その地域に魔素が貯まらないようにダンジョンが発散さ せているとかって話をハンクさんから聞いたのだが、イマイチよく分からなかった。
とりあえず冒険者ギルドが管轄してるダンジョンに向かうことになった。
なんで唐突にダンジョンなのかはよく分からないけど、Cクラス冒険者と一緒ならパワーレベリングも楽そうだ。ラッキー。
冒険者ギルドが管轄する町外れのダンジョンへやって来た。
そこは『二号ダンジョン』と呼ばれるダンジョンで深さはあるが、低層は弱い魔物ばかりなので初心者にも優しいダンジョンだそうだ。
見た目は完全に洞窟で横穴がぽっかり開いているだけ。
その入口の付近には簡易な鍛冶屋や回復するための治療士と呼ばれる魔法使いも控えていた。
また、掘っ建て小屋のような所に冒険者ギルドの職員が常駐しており、このダンジョンを管理しているようだ。
俺達はダンジョンに入るための手続きをするためにまずはその職員の所へ向かった。
「……はい、これで手続きは終了です。Gクラスのシンさんはダンジョンへの滞在時間の限界が十二時間なので遅れずに出てきてください。もし十二時間を超えても脱出していない時は最悪救出隊が組まれ罰金もあるのでご注意を……」
「了解です。因みに罰金ってどのくらいですか……?」
「F・Gクラスは一律十万ガルドとなります。Eクラスからはダンジョン挑戦時のレベルに合わせて料金が決まります。先ほど作成してもらったこの血判魔法陣を使えばレベルや生存状況が分かりますので、もし既にお亡くなりの場合は救出は行われません」
「あ、そ、そうですか……」
死?
あれ?
なんか急に怖くなってきた。
そうだよな……前に見たスライムは弱そうだったけど、他にもモンスターはいるんだ。
それこそ、凶悪なモンスターだってきっと……
「……大丈夫だシン。俺達もいる……!」
「バ、バッツさん……」
な、なんて頼もしいんだ……
いつも無口な人が言うと更に頼れる感じがするから不思議だ。危ない危ない、俺が女だったらコロッと惚れていた。

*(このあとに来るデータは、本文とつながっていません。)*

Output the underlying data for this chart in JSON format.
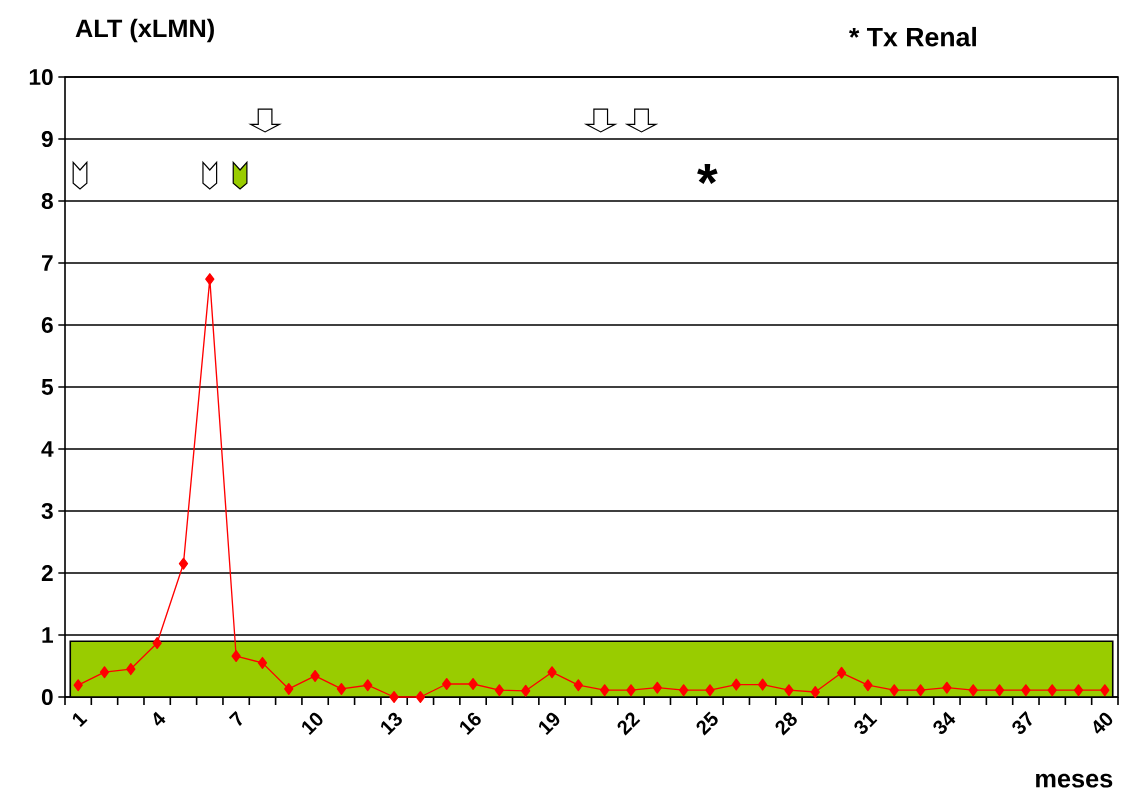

そうだな、ここにはCクラス冒険者もいるんだし、無理せず行けば安全だろう!
「早くダンジョンに慣れてしまった方が良いからね。報酬が高い依頼はダンジョン絡みのものが多い。だからルーキーは僕達みたいなそれなりに長く冒険者やってる人とまず一緒に行ってみるべきなんだよ」
「そうそう、ハンクの言う通り。どう歩くのかとか警戒の仕方とか後は非常食の大事さとかね……知らなきゃいけないことは沢山あるよ! ここら辺をしっかり学ばずにいるといつか迷宮の餌になっちゃうんだから! 気を付けるよーにっ!」
どうやらダンジョンでの作法を指導するために連れてきてくれたみたいだ。うん、有り難い。

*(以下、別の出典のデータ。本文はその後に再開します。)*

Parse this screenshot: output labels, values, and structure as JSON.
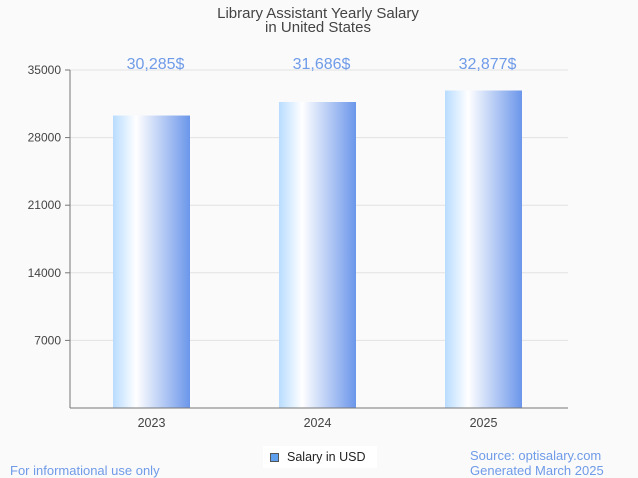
{
  "chart_data": {
    "type": "bar",
    "title": "Library Assistant Yearly Salary",
    "subtitle": "in United States",
    "categories": [
      "2023",
      "2024",
      "2025"
    ],
    "values": [
      30285,
      31686,
      32877
    ],
    "value_labels": [
      "30,285$",
      "31,686$",
      "32,877$"
    ],
    "xlabel": "",
    "ylabel": "",
    "ylim": [
      0,
      35000
    ],
    "yticks": [
      7000,
      14000,
      21000,
      28000,
      35000
    ],
    "ytick_labels": [
      "7000",
      "14000",
      "21000",
      "28000",
      "35000"
    ],
    "grid": true,
    "legend": {
      "label": "Salary in USD",
      "position": "bottom-center"
    },
    "colors": {
      "bar_light": "#b8dcff",
      "bar_mid": "#ffffff",
      "bar_dark": "#6b96ea",
      "value_label": "#6f9be8"
    }
  },
  "footer": {
    "disclaimer": "For informational use only",
    "source": "Source: optisalary.com",
    "generated": "Generated March 2025"
  }
}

何があるか分からないので【鑑定のマスク】に仮面を付け替えておく。
モンスターの情報もこれがあれば手に取るようにわかるはずだ。
ふと、周りを見てみればハンクさん、バッツさん、アイさん、誰もが四十レベル以上だ。
よし行くぜぇー! 俺はまだレベル二だけど今日は十レベル位を目指して行くぜぇー!!
俺達はその大きく口を開いた穴へと踏み出した。